Résumé writing is a skill that can be taught. When preparing a résumé, the key is due diligence and constant review. A résumé should always be considered a work in progress. There is no better tool in your arsenal than a résumé as a way to express yourself professionally in writing. With that said, I have seen résumés that were slapped together quickly with very little thought. I have also seen people pay a lot of money for someone else to put together a résumé that ultimately looked like it was put together just as quickly. If you are going to pay someone, be an active part of the process. No one knows you better than yourself. If you invest the time and get the right support, you will be proud of the work of art you put together.
A résumé is potentially a one-time shot to make that great first impression. You can’t afford to submit a document with spelling errors, with glaring grammatical errors, or a poor overall layout. The amount of time invested in a résumé is obvious. Often, readers are turned off because of the lack of visual stimulation and obvious errors as they glance over the information. This can occur before they even begin to read the content in detail. How a résumé presents itself on the page tells a very big story about you. Effectively organized résumés should point the eyes of the reader to the right places to help with the flow and readability. The appropriate investment ensures that it is the best-quality story possible.
When is the last time you touched your résumé? I review mine quarterly and I am not shopping for a job. I have a recurring appointment that pops up on my online calendar. After the initial investment to put the full document together, I invest about five minutes per quarter into maintaining it. I learned early in my professional life not to have a dusty résumé. Growing up with a father with over twenty-five years of Human Resources experience with Sears Roebuck & Co., and my subsequent twenty years of interviewing job candidates taught me to always be prepared.
My analysis on retaining employees, my recruiting experience, and interviewing has allowed me to see hundreds, if not thousands, of résumés. The following are tips to help you to build and maintain a strong résumé.
- Style. There is no right or wrong style. The Internet has plenty of websites dedicated to résumé styles and formats. I have yet to find two that are exactly alike, which should clearly tell you there is no magic formula. However, while there is no right or wrong, there is still a first impression.
- Bullets versus sentences. I personally think it is a preference and that it doesn’t matter as long you are consistent, clear, concise, and succinct with your information.
- Use of effective spacing and layout. Proper spacing and open areas on the document grab attention. Don’t crowd the document with words. Use the open areas to your advantage to ensure that key items catch the attention of the readers and point their eyes to the keywords/places on the document.
- Hesitancy in sharing. Go out there and share it with everyone. There are a couple of reasons for this. First, you need a third party’s opinion and proofreading skills. Another set of eyes is a must. I had someone review my résumé recently and she found an extra space that had been there for years.
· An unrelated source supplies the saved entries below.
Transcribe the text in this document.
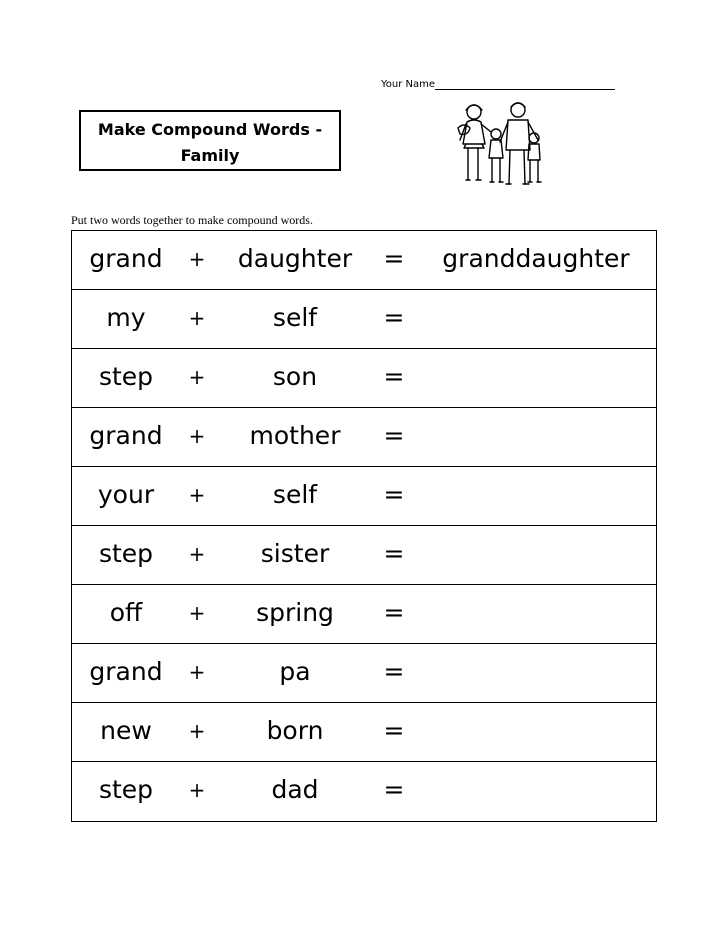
Your Name
Make Compound Words -
Family
Put two words together to make compound words.
grand	+	daughter	=	granddaughter
my	+	self	=
step	+	son	=
grand	+	mother	=
your	+	self	=
step	+	sister	=
off	+	spring	=
grand	+	pa	=
new	+	born	=
step	+	dad	=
Second, share your résumé for networking purposes. Having your résumé floating around is not a bad thing when it gets into the right hands. You will also surprise some readers who may not know all of your backgrounds. The only assumption you should make with a résumé is that no one knows you.
- Editing. Running spell check doesn’t count as editing. Enough said.
- Routines. Have a recurring calendar appointment to update your résumé quarterly. No need to think about it, just do it.
- Jargon. Match your résumé language and headings consistent with job descriptions, but avoid internal jargon. You can use language familiar to people in your company if you are using your résumé internally, or use similar language to a job advertisement you are applying for. For example, if you have a sales background and you are pursuing a marketing position, use terms such as “Marketed products to…” However, when possible, I try to minimize the number of changes by staying broad enough with your terminology that both internal and external readers can understand it, so you only need to maintain one document. In large companies, you also can’t assume people in different departments are familiar with all internal terminology.
- Be specific. Assume the people you may be speaking to do not understand your past jobs or responsibilities. Be specific. Even if you are meeting with someone who is familiar with the job description, use specifics on your résumé that differentiate you individually.
- Use statistics. Job descriptions should include powerful information that shows the size and scale of your responsibilities; numbers can be insightful (e.g., Collected on a 5-million dollar portfolio, exceeded the goal by over twenty-five percent for twelve consecutive months). Dollars and percentages visually stand out.
- Word choice. Avoid support language (e.g., Assisted…) and use language that shows your leadership (e.g., Created, Directed, Prepared, Piloted, and Developed).
- What makes you special? Use differentiating accomplishments and descriptions. What makes you unique? Go beyond the duties and tasks of the job.
- Order of facts. Key points should be prioritized in the job descriptions. For example, “Managed as many as fifty people” should be placed ahead of “Maintained timesheets” in your job assessment.
- Final document. There is no such thing. Your résumé is a fluid document. You need to adapt it regularly and as needed.
- Outside experiences. Include assets and experiences that may not have a direct link to the job in which you are interested, but show differentiating and special features. A friend of mine had a résumé that didn’t list his Military reserves experience. Not including these details instantly neglected over fifteen years of critical leadership, commitment, and service to our country.
- Volunteer work. Don’t forget to include your volunteer activities and other skills, regardless of what you are interested in. Volunteering shows you can balance time and responsibilities and shows you give back to the community.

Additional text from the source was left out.